Working with a divorce attorney who is trained in mediation can assist in producing a mutually acceptable asset allocation with less conflict than a contentious divorce. For example, you may be ready to give up your part in your ex-spouse’s retirement plan in exchange for a more significant spousal support payment.

Ignoring the impact of taxes in your divorce settlement

You should consider the tax ramifications of your divorce settlement because they can have a major impact on your financial outcomes. What appears to be a favorable settlement at first glance may quickly lose its appeal due to tax ramifications. For example, when monies are withdrawn from a retirement account before the account holder reaches a particular age, substantial tax penalties apply.
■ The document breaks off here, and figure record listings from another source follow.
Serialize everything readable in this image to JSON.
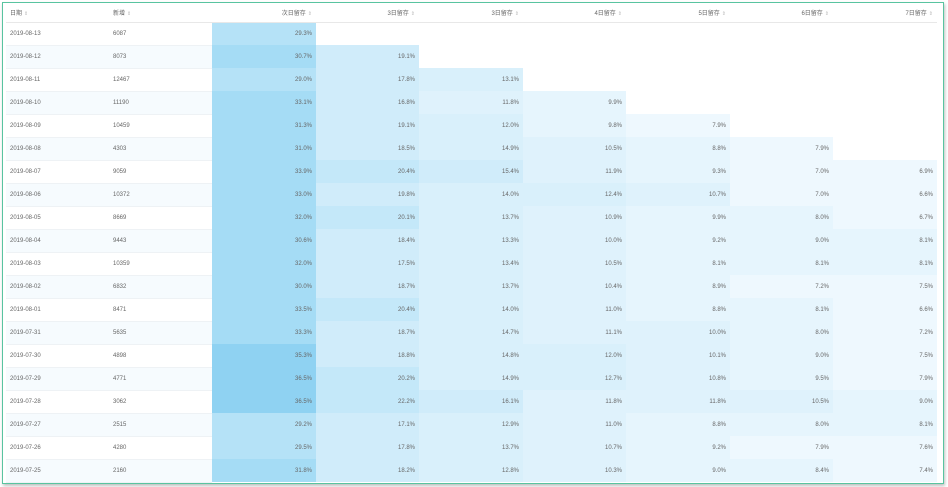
{
  "table": {
    "columns": [
      "日期",
      "新增",
      "次日留存",
      "3日留存",
      "3日留存",
      "4日留存",
      "5日留存",
      "6日留存",
      "7日留存"
    ],
    "sort_icon": "sort-icon",
    "rows": [
      {
        "date": "2019-08-13",
        "users": "6087",
        "cells": [
          "29.3%",
          "",
          "",
          "",
          "",
          "",
          ""
        ]
      },
      {
        "date": "2019-08-12",
        "users": "8073",
        "cells": [
          "30.7%",
          "19.1%",
          "",
          "",
          "",
          "",
          ""
        ]
      },
      {
        "date": "2019-08-11",
        "users": "12467",
        "cells": [
          "29.0%",
          "17.8%",
          "13.1%",
          "",
          "",
          "",
          ""
        ]
      },
      {
        "date": "2019-08-10",
        "users": "11190",
        "cells": [
          "33.1%",
          "16.8%",
          "11.8%",
          "9.9%",
          "",
          "",
          ""
        ]
      },
      {
        "date": "2019-08-09",
        "users": "10459",
        "cells": [
          "31.3%",
          "19.1%",
          "12.0%",
          "9.8%",
          "7.9%",
          "",
          ""
        ]
      },
      {
        "date": "2019-08-08",
        "users": "4303",
        "cells": [
          "31.0%",
          "18.5%",
          "14.9%",
          "10.5%",
          "8.8%",
          "7.9%",
          ""
        ]
      },
      {
        "date": "2019-08-07",
        "users": "9059",
        "cells": [
          "33.9%",
          "20.4%",
          "15.4%",
          "11.9%",
          "9.3%",
          "7.0%",
          "6.9%"
        ]
      },
      {
        "date": "2019-08-06",
        "users": "10372",
        "cells": [
          "33.0%",
          "19.8%",
          "14.0%",
          "12.4%",
          "10.7%",
          "7.0%",
          "6.6%"
        ]
      },
      {
        "date": "2019-08-05",
        "users": "8669",
        "cells": [
          "32.0%",
          "20.1%",
          "13.7%",
          "10.9%",
          "9.9%",
          "8.0%",
          "6.7%"
        ]
      },
      {
        "date": "2019-08-04",
        "users": "9443",
        "cells": [
          "30.6%",
          "18.4%",
          "13.3%",
          "10.0%",
          "9.2%",
          "9.0%",
          "8.1%"
        ]
      },
      {
        "date": "2019-08-03",
        "users": "10359",
        "cells": [
          "32.0%",
          "17.5%",
          "13.4%",
          "10.5%",
          "8.1%",
          "8.1%",
          "8.1%"
        ]
      },
      {
        "date": "2019-08-02",
        "users": "6832",
        "cells": [
          "30.0%",
          "18.7%",
          "13.7%",
          "10.4%",
          "8.9%",
          "7.2%",
          "7.5%"
        ]
      },
      {
        "date": "2019-08-01",
        "users": "8471",
        "cells": [
          "33.5%",
          "20.4%",
          "14.0%",
          "11.0%",
          "8.8%",
          "8.1%",
          "6.6%"
        ]
      },
      {
        "date": "2019-07-31",
        "users": "5635",
        "cells": [
          "33.3%",
          "18.7%",
          "14.7%",
          "11.1%",
          "10.0%",
          "8.0%",
          "7.2%"
        ]
      },
      {
        "date": "2019-07-30",
        "users": "4898",
        "cells": [
          "35.3%",
          "18.8%",
          "14.8%",
          "12.0%",
          "10.1%",
          "9.0%",
          "7.5%"
        ]
      },
      {
        "date": "2019-07-29",
        "users": "4771",
        "cells": [
          "36.5%",
          "20.2%",
          "14.9%",
          "12.7%",
          "10.8%",
          "9.5%",
          "7.9%"
        ]
      },
      {
        "date": "2019-07-28",
        "users": "3062",
        "cells": [
          "36.5%",
          "22.2%",
          "16.1%",
          "11.8%",
          "11.8%",
          "10.5%",
          "9.0%"
        ]
      },
      {
        "date": "2019-07-27",
        "users": "2515",
        "cells": [
          "29.2%",
          "17.1%",
          "12.9%",
          "11.0%",
          "8.8%",
          "8.0%",
          "8.1%"
        ]
      },
      {
        "date": "2019-07-26",
        "users": "4280",
        "cells": [
          "29.5%",
          "17.8%",
          "13.7%",
          "10.7%",
          "9.2%",
          "7.9%",
          "7.6%"
        ]
      },
      {
        "date": "2019-07-25",
        "users": "2160",
        "cells": [
          "31.8%",
          "18.2%",
          "12.8%",
          "10.3%",
          "9.0%",
          "8.4%",
          "7.4%"
        ]
      }
    ]
  },
  "heat_colors": {
    "high": "#8fd2f2",
    "mid": "#b5e2f7",
    "low": "#d6effb",
    "lowest": "#e8f6fd",
    "zebra": "#f6fbfe"
  }
}
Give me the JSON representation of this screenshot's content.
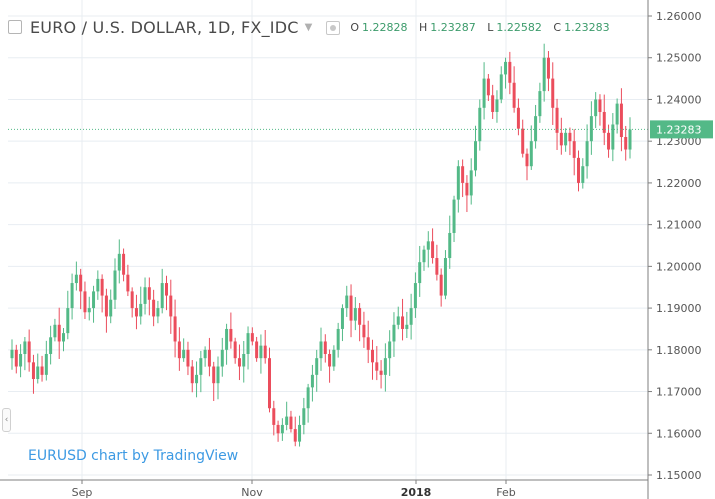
{
  "header": {
    "title": "EURO / U.S. DOLLAR, 1D, FX_IDC",
    "o_label": "O",
    "o_value": "1.22828",
    "h_label": "H",
    "h_value": "1.23287",
    "l_label": "L",
    "l_value": "1.22582",
    "c_label": "C",
    "c_value": "1.23283"
  },
  "watermark": "EURUSD chart by TradingView",
  "colors": {
    "up": "#53b987",
    "down": "#eb4d5c",
    "last": "#53b987",
    "grid": "#e8edf2"
  },
  "chart_data": {
    "type": "candlestick",
    "symbol": "EURUSD",
    "ylim": [
      1.15,
      1.26
    ],
    "y_ticks": [
      "1.15000",
      "1.16000",
      "1.17000",
      "1.18000",
      "1.19000",
      "1.20000",
      "1.21000",
      "1.22000",
      "1.23000",
      "1.24000",
      "1.25000",
      "1.26000"
    ],
    "x_ticks": [
      "Sep",
      "Nov",
      "2018",
      "Feb"
    ],
    "last_price": 1.23283,
    "last_price_label": "1.23283",
    "close": [
      1.18,
      1.176,
      1.179,
      1.182,
      1.177,
      1.173,
      1.176,
      1.174,
      1.179,
      1.183,
      1.186,
      1.182,
      1.184,
      1.19,
      1.196,
      1.198,
      1.194,
      1.189,
      1.19,
      1.194,
      1.197,
      1.193,
      1.188,
      1.192,
      1.199,
      1.203,
      1.198,
      1.194,
      1.19,
      1.188,
      1.191,
      1.195,
      1.192,
      1.188,
      1.19,
      1.196,
      1.193,
      1.188,
      1.182,
      1.178,
      1.18,
      1.176,
      1.172,
      1.174,
      1.178,
      1.18,
      1.176,
      1.172,
      1.176,
      1.18,
      1.185,
      1.182,
      1.178,
      1.176,
      1.179,
      1.184,
      1.182,
      1.178,
      1.181,
      1.178,
      1.166,
      1.162,
      1.16,
      1.162,
      1.164,
      1.161,
      1.158,
      1.162,
      1.166,
      1.171,
      1.174,
      1.178,
      1.182,
      1.179,
      1.176,
      1.18,
      1.185,
      1.19,
      1.193,
      1.187,
      1.19,
      1.186,
      1.183,
      1.18,
      1.177,
      1.175,
      1.174,
      1.178,
      1.182,
      1.186,
      1.188,
      1.185,
      1.186,
      1.19,
      1.196,
      1.201,
      1.204,
      1.206,
      1.202,
      1.198,
      1.193,
      1.202,
      1.208,
      1.216,
      1.224,
      1.22,
      1.217,
      1.223,
      1.23,
      1.238,
      1.245,
      1.241,
      1.237,
      1.24,
      1.246,
      1.249,
      1.244,
      1.238,
      1.233,
      1.227,
      1.224,
      1.23,
      1.236,
      1.242,
      1.25,
      1.245,
      1.238,
      1.232,
      1.229,
      1.232,
      1.23,
      1.226,
      1.22,
      1.224,
      1.23,
      1.236,
      1.24,
      1.237,
      1.232,
      1.228,
      1.234,
      1.239,
      1.231,
      1.228,
      1.2328
    ]
  }
}
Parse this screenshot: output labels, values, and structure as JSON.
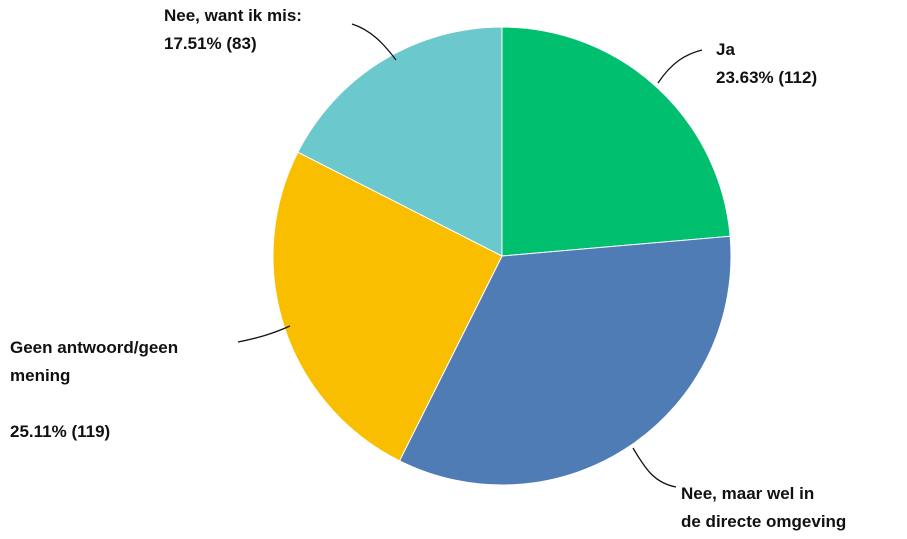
{
  "chart_data": {
    "type": "pie",
    "title": "",
    "start_angle_deg": 0,
    "direction": "clockwise",
    "slices": [
      {
        "label_lines": [
          "Ja"
        ],
        "value_text": "23.63% (112)",
        "percent": 23.63,
        "count": 112,
        "color": "#00BF6F"
      },
      {
        "label_lines": [
          "Nee, maar wel in",
          "de directe omgeving"
        ],
        "value_text": "",
        "percent": 33.76,
        "count": 160,
        "color": "#507CB6"
      },
      {
        "label_lines": [
          "Geen antwoord/geen",
          "mening"
        ],
        "value_text": "25.11% (119)",
        "percent": 25.11,
        "count": 119,
        "color": "#F9BE00"
      },
      {
        "label_lines": [
          "Nee, want ik mis:"
        ],
        "value_text": "17.51% (83)",
        "percent": 17.51,
        "count": 83,
        "color": "#6BC8CD"
      }
    ]
  }
}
Before making a final decision, speak with a financial advisor or tax professional, as well as your family law attorney, to ensure that any potential tax ramifications are considered in the divorce settlement.

Not having a post-divorce financial plan.

Without a post-divorce financial plan, you may have difficulty adjusting to managing your finances and level of living as a separate home from your marriage. Not to mention that new financial commitments, such as spousal or child support, might put a kink in an otherwise adequate budget.

You may also expect to achieve new goals in your life following a divorce, such as returning to school or starting a business. Consulting with a financial advisor can help you lay a solid foundation for creating a post-divorce plan that takes into account your future spending and financial goals.

Parting shot

These are some of the mistakes you should avoid making when you are undergoing a divorce. To have an even easier time, work closely with top rated divorce lawyers Fairfax VA and financial experts to guide you through the process.